BART’s rent is soaring, so it wants to buy a new Oakland headquarters

BART may move its Oakland headquarters in an effort to save millions of dollars in annual rent as it grapples with the city’s record-high office costs.

The transit agency’s current headquarters lease at the Kaiser Center complex near Lake Merritt expires in 2021, and rent would rise by more than 60%, said Sean Brooks, BART’s manager of real estate.

Instead, agency staff recommend a relocation and the $140 million purchase of 2150 Webster St., which is across the street from Kaiser Center. Interior construction and additional costs would total $87 million. BART’s board of directors will vote on the deal on Sept. 12. Around a third of BART’s 3,300 employees would be affected by an office move. (BART has a separate operational center near Lake Merritt and most employees work in BART stations and rail yards.)

The agency wants to limit costs, use space more efficiently, and stay close to a BART station as part of a move, Brooks said.

A 25-year sales tax bond would finance the deal. The agency already uses such bonds for its current operations, and a move wouldn’t raise taxes or fares for riders. The bond doesn’t require voter approval.

“It doesn’t change the use of the funds,” Brooks said. “The money being used to purchase this is not taking away from any other capital projects.”

BART has a $2.3 billion annual budget this year, but falling ridership and fare evaders are eroding revenue. In June, BART’s board approved an 18% fare increase over seven years to help offset the decline.
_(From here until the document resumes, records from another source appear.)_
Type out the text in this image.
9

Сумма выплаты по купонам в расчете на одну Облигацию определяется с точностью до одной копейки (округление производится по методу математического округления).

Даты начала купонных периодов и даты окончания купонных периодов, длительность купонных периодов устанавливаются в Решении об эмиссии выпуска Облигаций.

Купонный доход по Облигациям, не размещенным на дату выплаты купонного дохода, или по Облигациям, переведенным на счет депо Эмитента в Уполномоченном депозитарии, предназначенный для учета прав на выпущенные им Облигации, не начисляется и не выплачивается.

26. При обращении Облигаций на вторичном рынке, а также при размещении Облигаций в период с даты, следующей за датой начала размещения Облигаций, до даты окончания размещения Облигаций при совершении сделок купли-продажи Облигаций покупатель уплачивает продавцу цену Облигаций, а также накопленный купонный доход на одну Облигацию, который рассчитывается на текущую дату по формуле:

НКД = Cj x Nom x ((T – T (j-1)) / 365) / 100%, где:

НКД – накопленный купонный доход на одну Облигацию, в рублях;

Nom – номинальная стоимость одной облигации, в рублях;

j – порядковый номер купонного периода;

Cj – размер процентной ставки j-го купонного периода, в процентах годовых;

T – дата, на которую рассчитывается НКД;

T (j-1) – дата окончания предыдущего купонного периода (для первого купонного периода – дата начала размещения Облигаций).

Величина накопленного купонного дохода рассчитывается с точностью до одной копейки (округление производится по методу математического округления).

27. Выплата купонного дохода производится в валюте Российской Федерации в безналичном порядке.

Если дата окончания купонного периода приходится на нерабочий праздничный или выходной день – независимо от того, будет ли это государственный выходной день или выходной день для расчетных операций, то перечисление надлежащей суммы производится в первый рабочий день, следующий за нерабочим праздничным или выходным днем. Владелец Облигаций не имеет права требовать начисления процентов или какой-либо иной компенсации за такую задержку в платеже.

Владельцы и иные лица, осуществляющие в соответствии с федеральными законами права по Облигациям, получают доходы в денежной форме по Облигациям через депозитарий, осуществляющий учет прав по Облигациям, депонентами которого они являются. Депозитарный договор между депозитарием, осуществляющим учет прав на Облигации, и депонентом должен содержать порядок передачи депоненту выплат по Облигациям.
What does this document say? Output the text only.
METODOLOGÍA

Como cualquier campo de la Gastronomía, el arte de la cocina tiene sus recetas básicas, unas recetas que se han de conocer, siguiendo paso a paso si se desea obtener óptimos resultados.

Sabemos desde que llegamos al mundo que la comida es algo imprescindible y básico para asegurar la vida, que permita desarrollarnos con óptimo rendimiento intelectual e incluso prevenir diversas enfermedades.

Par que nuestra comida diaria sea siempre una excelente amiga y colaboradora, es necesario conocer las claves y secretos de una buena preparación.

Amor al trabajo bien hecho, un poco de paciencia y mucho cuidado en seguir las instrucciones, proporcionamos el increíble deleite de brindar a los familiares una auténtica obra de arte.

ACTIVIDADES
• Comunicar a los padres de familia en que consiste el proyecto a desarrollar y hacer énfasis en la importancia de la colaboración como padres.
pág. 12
BART occupies 369,587 square feet, or over a third of the Kaiser Center complex, making it one of the city’s largest tenants. It signed its lease in 2004, long before real estate values surged throughout the Bay Area, and pays rent of $15 million annually, or $40 per square foot, about half of current market rates, said Brooks. If it renewed its lease, the agency would pay hundreds of thousands of dollars more in rent, according to a recent staff report.

 BART’s rent is soaring, so it wants to buy a new Oakland headquarters

Oakland office rents have doubled in the last four years. Competition for limited space is growing, with only a few vacant downtown buildings. San Francisco tech companies Square and Credit Karma expanded to Oakland and filled two large projects: Uptown Station and 1100 Broadway. Blue Shield is moving its headquarters from San Francisco to Oakland’s 601 12th St., another new tower.
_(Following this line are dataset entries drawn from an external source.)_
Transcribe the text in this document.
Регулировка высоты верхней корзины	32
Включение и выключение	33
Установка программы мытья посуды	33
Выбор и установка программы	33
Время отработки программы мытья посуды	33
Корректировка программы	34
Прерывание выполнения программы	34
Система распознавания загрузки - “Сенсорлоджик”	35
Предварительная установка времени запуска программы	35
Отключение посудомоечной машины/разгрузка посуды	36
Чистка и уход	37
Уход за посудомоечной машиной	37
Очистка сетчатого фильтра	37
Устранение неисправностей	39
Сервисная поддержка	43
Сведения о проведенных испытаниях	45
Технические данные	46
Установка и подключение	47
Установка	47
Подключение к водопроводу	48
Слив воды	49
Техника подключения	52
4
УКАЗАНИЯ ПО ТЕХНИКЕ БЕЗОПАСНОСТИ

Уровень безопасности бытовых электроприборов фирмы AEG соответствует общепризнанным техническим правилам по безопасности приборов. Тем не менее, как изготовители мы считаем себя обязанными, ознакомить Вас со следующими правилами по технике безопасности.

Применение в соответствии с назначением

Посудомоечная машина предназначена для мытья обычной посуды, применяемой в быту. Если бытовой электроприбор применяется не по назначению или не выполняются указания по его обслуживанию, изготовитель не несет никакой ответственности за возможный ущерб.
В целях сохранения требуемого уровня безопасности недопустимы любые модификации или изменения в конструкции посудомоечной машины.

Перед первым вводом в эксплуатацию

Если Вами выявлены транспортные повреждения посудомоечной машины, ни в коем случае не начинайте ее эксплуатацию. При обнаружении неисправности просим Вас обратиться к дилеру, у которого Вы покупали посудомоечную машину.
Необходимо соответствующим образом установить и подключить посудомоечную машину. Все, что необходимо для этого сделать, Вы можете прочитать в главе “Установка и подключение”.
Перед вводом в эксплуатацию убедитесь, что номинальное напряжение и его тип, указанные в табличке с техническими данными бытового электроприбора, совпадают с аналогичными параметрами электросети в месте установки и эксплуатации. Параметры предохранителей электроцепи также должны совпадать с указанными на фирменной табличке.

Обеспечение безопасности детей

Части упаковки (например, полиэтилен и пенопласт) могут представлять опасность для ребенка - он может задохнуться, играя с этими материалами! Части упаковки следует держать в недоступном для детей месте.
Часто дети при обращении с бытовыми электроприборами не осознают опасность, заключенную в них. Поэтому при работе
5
BART began studying its real estate options last year, surveying 225 managers and touring new offices in San Francisco. BART’s conclusion: Its 1990s-style offices were obsolete and had excessive space.

Now, BART plans to downsize to around 250,000 square feet and build a modern work environment that allows for more interaction among different divisions and fewer private offices. The agency is also reducing the amount of paper records it uses to cut its space needs.

BART is “a very siloed organization today. People don’t know what others are working on,” said Tom Maloney, managing director at JLL, BART’s real estate broker, at a June hearing. “The idea here is to move BART to a more open, collaborative layout.”

A new office with more technology integration will aid in recruitment of younger workers, said Maloney. There would be space at 2150 Webster St. for around 1,300 workers, an increase of 200 from the current office.

“BART is facing a retirement cliff,” said Maloney in an interview. “It’s critically important for them to create a workplace that will attract Millennial talent.”

The new building will include a ground-floor board room that is more publicly accessible.

BART also considered relocating to 601 12th St., the new tower also leased by Blue Shield, but costs were higher than at 2150 Webster St. BART studied moving to two proposed office projects by different developers at Lake Merritt and West Oakland BART stations on land that the agency owns. However, those projects aren’t approved and won’t be ready in time when BART’s lease expires, said Brooks.

Lane Partners and Walton Street Capital own 2150 Webster St., which was formerly an ATT office building that was fully renovated. Lane Partners didn’t immediately respond to a request for comment.

BART’s departure would leave a major vacancy — and opportunity to find a more lucrative tenant — at the Kaiser Center, one of the city’s largest office complexes. Kaiser Permanente will also move out of the property into a new headquarters in Uptown Oakland.

“While we value all of our tenants, should BART elect to make the substantial investment to acquire its own building or otherwise relocate, we are confident that Kaiser Center will benefit from Oakland’s robust tenant demand and limited space availability, and that we will continue to attract top tenants in this important submarket given the recent transformation of the lobby, common areas and building amenities,” Kaiser Center owners the Swig Co. and Rockpoint Group said.

Other Bay Area transit agencies have spent millions on real estate. The Metropolitan Transportation Commission moved from Oakland to San Francisco in 2016 after spending $155 million on renovations, double its original estimate.

The San Francisco Municipal Transportation Agency is headquartered at 1 South Van Ness Ave., along with other city divisions. The city of San Francisco bought the property for $71.5 million in 2007. Caltrans owns its regional office at 111 Grand Ave. in Oakland.